Everything about San Daniele is just perfect: its flavour, iconic guitar shape, and quality mark. With its distinctive features, everyone can recognise Prosciutto di San Daniele:
The trotter is left on every leg of San Daniele ham. In addition to being part of our tradition, keeping the leg whole helps to drain off any moisture enabling the ham to optimally mature.
Once it has been ascertained that the ham meets all the requirements of the product specification, the mark is branded on the rind under the supervision of the inspection body. The two-digit number under the trotter is the producer’s identification code.
Each Prosciutto di San Daniele is marked with an identity card to ensure the traceability of everyone involved in making the ham throughout the entire production chain. The breeder places a tattoo on the animal with an abbreviation for the province where the farm is located, the breeder’s identification code and a letter indicating the month of the animal’s birth. Next the slaughterhouse brands the leg with the initials “PP” and its identification code, which is a letter and a two-digit number.
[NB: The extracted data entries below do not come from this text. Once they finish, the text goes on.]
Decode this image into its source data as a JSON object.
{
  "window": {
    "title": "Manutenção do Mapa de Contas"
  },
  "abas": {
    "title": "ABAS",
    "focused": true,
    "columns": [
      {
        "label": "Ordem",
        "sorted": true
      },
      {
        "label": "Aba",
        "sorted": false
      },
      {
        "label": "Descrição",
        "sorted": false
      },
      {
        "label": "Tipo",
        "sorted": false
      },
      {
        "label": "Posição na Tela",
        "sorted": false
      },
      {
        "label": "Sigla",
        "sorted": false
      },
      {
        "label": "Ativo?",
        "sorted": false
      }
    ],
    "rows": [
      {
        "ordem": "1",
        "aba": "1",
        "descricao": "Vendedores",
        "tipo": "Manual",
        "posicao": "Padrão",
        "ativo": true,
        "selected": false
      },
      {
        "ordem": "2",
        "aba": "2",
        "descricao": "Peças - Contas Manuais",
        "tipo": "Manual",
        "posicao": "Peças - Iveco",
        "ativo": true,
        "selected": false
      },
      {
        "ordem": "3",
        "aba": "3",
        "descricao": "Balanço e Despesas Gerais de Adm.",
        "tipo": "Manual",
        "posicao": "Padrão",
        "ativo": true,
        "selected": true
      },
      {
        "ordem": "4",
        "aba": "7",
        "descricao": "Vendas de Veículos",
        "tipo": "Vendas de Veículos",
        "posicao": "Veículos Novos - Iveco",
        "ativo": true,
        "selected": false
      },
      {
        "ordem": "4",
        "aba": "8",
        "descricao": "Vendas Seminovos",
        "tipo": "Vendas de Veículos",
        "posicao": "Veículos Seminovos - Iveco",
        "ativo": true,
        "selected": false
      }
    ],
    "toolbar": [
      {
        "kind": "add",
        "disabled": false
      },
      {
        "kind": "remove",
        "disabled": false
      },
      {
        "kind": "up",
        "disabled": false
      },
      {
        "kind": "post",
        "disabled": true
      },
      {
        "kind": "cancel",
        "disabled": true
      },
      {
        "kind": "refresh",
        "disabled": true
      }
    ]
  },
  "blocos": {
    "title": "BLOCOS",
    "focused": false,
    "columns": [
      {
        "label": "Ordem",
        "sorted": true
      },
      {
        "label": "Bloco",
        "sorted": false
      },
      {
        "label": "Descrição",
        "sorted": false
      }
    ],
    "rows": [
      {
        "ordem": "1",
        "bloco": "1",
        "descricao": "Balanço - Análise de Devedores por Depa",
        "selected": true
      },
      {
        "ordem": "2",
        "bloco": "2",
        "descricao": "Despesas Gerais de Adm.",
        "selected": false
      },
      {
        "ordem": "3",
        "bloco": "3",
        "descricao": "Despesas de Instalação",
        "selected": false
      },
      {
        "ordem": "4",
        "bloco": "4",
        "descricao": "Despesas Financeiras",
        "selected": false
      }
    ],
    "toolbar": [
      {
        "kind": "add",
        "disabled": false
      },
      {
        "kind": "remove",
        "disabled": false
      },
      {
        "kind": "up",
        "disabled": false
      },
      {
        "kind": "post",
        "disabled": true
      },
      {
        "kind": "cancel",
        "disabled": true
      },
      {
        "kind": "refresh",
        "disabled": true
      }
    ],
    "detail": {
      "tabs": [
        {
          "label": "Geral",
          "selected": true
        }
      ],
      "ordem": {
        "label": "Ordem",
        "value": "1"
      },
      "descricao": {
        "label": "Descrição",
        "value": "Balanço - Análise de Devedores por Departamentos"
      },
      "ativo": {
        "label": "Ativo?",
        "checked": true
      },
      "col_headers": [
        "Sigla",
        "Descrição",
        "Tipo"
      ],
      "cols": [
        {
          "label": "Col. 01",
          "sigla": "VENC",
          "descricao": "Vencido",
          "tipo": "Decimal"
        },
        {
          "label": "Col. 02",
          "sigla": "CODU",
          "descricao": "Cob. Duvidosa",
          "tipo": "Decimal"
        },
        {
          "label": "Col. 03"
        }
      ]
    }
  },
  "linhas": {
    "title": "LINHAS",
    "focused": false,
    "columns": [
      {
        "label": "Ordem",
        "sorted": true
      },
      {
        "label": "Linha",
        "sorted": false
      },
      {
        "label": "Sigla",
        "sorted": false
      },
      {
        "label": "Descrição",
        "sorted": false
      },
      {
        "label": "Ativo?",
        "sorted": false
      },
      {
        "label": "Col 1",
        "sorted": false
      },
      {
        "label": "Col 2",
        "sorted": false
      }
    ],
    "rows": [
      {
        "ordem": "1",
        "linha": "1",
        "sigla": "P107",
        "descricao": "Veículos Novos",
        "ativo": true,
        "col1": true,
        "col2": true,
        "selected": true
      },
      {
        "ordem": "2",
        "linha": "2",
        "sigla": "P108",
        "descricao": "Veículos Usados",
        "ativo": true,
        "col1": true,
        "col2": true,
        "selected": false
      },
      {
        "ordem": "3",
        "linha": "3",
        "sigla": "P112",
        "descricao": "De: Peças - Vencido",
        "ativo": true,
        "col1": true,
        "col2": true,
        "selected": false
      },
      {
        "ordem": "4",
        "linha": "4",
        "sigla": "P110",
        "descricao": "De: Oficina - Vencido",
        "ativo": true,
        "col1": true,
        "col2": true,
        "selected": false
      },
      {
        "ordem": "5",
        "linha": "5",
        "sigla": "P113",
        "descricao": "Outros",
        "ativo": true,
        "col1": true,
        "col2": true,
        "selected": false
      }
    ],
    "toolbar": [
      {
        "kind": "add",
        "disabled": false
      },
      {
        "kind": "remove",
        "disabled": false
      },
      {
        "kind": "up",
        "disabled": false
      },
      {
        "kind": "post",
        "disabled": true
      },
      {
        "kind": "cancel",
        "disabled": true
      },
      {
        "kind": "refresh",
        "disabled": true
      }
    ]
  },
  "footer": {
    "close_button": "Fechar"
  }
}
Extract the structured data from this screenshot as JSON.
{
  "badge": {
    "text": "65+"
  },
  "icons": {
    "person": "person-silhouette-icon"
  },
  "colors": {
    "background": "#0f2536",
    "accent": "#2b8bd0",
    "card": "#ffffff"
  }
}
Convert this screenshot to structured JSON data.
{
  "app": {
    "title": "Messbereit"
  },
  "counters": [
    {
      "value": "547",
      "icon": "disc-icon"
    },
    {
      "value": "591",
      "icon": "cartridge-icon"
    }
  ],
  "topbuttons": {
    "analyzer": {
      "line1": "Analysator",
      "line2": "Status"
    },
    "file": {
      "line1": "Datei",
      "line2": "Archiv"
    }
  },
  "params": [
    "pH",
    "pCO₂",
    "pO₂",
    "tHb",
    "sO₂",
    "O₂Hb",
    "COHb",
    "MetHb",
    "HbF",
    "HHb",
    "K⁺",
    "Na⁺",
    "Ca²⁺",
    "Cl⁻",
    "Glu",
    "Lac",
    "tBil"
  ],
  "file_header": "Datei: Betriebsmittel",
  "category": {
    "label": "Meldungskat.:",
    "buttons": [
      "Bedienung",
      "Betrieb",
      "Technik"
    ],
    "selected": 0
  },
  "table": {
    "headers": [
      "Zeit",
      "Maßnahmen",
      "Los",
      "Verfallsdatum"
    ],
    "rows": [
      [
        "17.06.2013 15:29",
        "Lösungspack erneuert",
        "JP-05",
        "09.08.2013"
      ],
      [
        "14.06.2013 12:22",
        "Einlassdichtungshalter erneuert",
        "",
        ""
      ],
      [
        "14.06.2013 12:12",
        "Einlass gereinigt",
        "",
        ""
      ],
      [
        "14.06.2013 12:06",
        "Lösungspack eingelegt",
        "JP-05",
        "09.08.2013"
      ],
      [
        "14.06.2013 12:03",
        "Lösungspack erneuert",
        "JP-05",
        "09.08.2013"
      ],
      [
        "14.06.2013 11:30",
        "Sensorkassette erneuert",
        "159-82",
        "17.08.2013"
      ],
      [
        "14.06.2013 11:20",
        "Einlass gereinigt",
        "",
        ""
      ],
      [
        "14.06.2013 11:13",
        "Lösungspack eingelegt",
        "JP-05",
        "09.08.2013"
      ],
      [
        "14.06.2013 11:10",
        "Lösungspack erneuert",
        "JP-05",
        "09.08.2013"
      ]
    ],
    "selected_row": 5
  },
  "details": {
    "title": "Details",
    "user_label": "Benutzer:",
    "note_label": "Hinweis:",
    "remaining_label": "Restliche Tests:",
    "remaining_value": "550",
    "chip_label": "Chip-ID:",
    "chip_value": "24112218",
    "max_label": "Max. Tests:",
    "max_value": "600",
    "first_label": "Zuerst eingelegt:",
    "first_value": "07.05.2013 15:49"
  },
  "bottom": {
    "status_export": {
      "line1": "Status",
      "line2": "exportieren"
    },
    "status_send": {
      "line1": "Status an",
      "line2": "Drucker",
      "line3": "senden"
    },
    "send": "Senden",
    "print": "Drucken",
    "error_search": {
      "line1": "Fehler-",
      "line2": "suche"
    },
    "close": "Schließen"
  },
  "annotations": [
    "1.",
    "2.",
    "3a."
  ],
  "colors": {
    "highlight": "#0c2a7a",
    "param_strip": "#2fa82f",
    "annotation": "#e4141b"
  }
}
With nothing left to chance when making Prosciutto di San Daniele, the production process is extremely strict with full traceability, so every leg is bears the ‘DOT’ mark with the date on which processing began. ‘DOT’ (denominazione di origine tutelata) is a protected designation of origin under Italian law and marked on every leg when it arrives from the slaughterhouse, enabling the maturing period to be calculated with absolute precision.